Otto has a modest role as "the freaky neighbour" in the thriller What Lies Beneath, which stars Michelle Pfeiffer and Harrison Ford. Since a role in The Thin Red Line, she's been slowly joining the Australian actresses who have made their name internationally. A guest at the opening of the Brisbane International Film Festival, Otto says she was scared when she first went to Los Angeles. Scared she might become hot. "It's very much eat you up and spit you out. I've heard people go 'Oh, so and so. You remember them? They were really hot. They were up for everything.
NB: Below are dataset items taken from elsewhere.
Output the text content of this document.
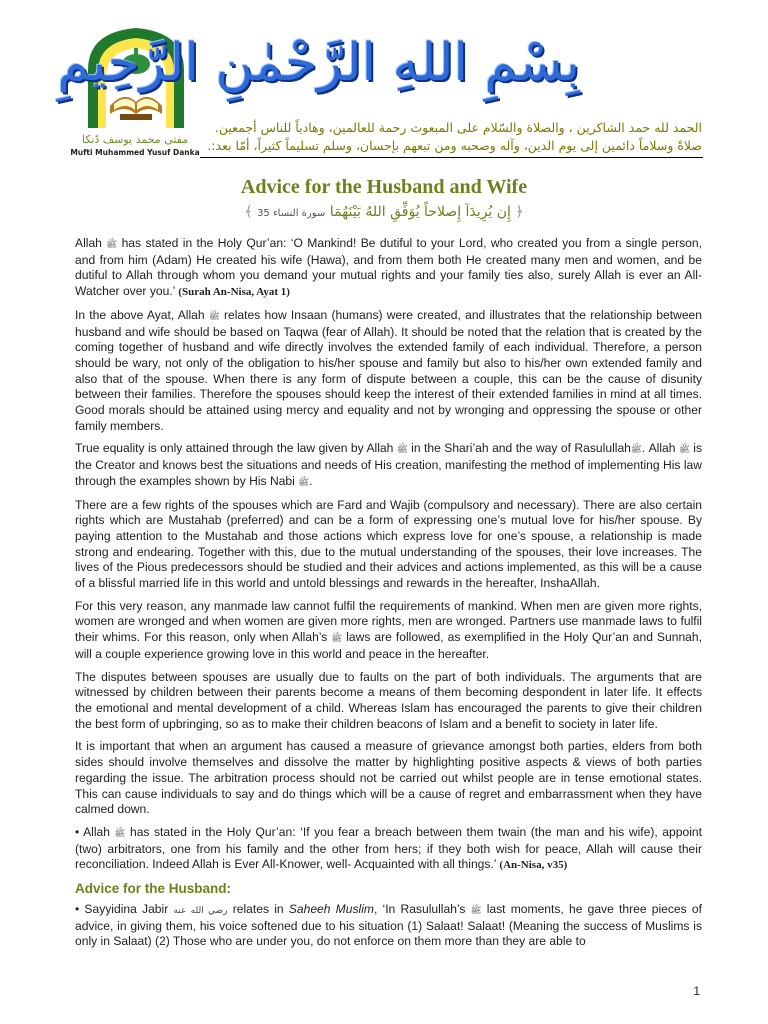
مفتى محمد يوسف ڈنکا
Mufti Muhammed Yusuf Danka
بِسْمِ اللهِ الرَّحْمٰنِ الرَّحِيمِ
الحمد لله حمد الشاكرين ، والصلاة والسّلام على المبعوث رحمة للعالمين، وهادياً للناس أجمعين.
صلاةً وسلاماً دائمين إلى يوم الدين، وآله وصحبه ومن تبعهم بإحسان، وسلم تسليماً كثيراً، أمّا بعد:.
Advice for the Husband and Wife
﴿ إِن يُرِيدَآ إِصلاحاً يُوَفِّقِ اللهُ بَيْنَهُمَا سورة النساء 35 ﴾

Allah ﷺ has stated in the Holy Qur’an: ‘O Mankind! Be dutiful to your Lord, who created you from a single person, and from him (Adam) He created his wife (Hawa), and from them both He created many men and women, and be dutiful to Allah through whom you demand your mutual rights and your family ties also, surely Allah is ever an All-Watcher over you.’ (Surah An-Nisa, Ayat 1)

In the above Ayat, Allah ﷺ relates how Insaan (humans) were created, and illustrates that the relationship between husband and wife should be based on Taqwa (fear of Allah). It should be noted that the relation that is created by the coming together of husband and wife directly involves the extended family of each individual. Therefore, a person should be wary, not only of the obligation to his/her spouse and family but also to his/her own extended family and also that of the spouse. When there is any form of dispute between a couple, this can be the cause of disunity between their families. Therefore the spouses should keep the interest of their extended families in mind at all times. Good morals should be attained using mercy and equality and not by wronging and oppressing the spouse or other family members.

True equality is only attained through the law given by Allah ﷺ in the Shari’ah and the way of Rasulullahﷺ. Allah ﷺ is the Creator and knows best the situations and needs of His creation, manifesting the method of implementing His law through the examples shown by His Nabi ﷺ.

There are a few rights of the spouses which are Fard and Wajib (compulsory and necessary). There are also certain rights which are Mustahab (preferred) and can be a form of expressing one’s mutual love for his/her spouse. By paying attention to the Mustahab and those actions which express love for one’s spouse, a relationship is made strong and endearing. Together with this, due to the mutual understanding of the spouses, their love increases. The lives of the Pious predecessors should be studied and their advices and actions implemented, as this will be a cause of a blissful married life in this world and untold blessings and rewards in the hereafter, InshaAllah.

For this very reason, any manmade law cannot fulfil the requirements of mankind. When men are given more rights, women are wronged and when women are given more rights, men are wronged. Partners use manmade laws to fulfil their whims. For this reason, only when Allah’s ﷺ laws are followed, as exemplified in the Holy Qur’an and Sunnah, will a couple experience growing love in this world and peace in the hereafter.

The disputes between spouses are usually due to faults on the part of both individuals. The arguments that are witnessed by children between their parents become a means of them becoming despondent in later life. It effects the emotional and mental development of a child. Whereas Islam has encouraged the parents to give their children the best form of upbringing, so as to make their children beacons of Islam and a benefit to society in later life.

It is important that when an argument has caused a measure of grievance amongst both parties, elders from both sides should involve themselves and dissolve the matter by highlighting positive aspects & views of both parties regarding the issue. The arbitration process should not be carried out whilst people are in tense emotional states. This can cause individuals to say and do things which will be a cause of regret and embarrassment when they have calmed down.

• Allah ﷺ has stated in the Holy Qur’an: ‘If you fear a breach between them twain (the man and his wife), appoint (two) arbitrators, one from his family and the other from hers; if they both wish for peace, Allah will cause their reconciliation. Indeed Allah is Ever All-Knower, well- Acquainted with all things.’ (An-Nisa, v35)

Advice for the Husband:

• Sayyidina Jabir رضي الله عنه relates in Saheeh Muslim, ‘In Rasulullah’s ﷺ last moments, he gave three pieces of advice, in giving them, his voice softened due to his situation (1) Salaat! Salaat! (Meaning the success of Muslims is only in Salaat) (2) Those who are under you, do not enforce on them more than they are able to

1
Now they can't get a job.'"

She went to Los Angeles after Love Serenade to find nobody knew what to do with her.

"I was suddenly struck by the fact that over there it is so much about how you look and whether they think you're hot."

In the Kaufman-scripted comedy Human Nature, Otto plays "the perfect Frenchwoman" alongside Tim Robbins and Patricia Arquette. The plot sounds delightfully bizarre: "A woman is in love with a man in love with another woman - and all three have designs on a young man raised as an ape."

Working on What Lies Beneath, she found Pfeiffer friendly and generous.

Next up is Peter Jackson's Lord of the Rings. She's cast as Eowyn and is happy to be playing a human. "Less time in make-up," she says with a smile.

Otto is not surprised Australian males are doing well in Hollywood.

"The breed of young American men that I see in LA are really soft. They've never dug a hole, never changed a tyre. They've been to college and they've studied hard and gone all right. But they're really into that college frat boy thing ...

"People respond to Australian men because they're like men. With all their male foibles and their male strengths. I don't know if there's something like that with women as well. Maybe they're a bit more natural than American women."

She says she doesn't envy the success of other Australian actresses, then she changes her mind: "I do feel jealous about all the beautiful clothes that Cate's got," she says with a laugh.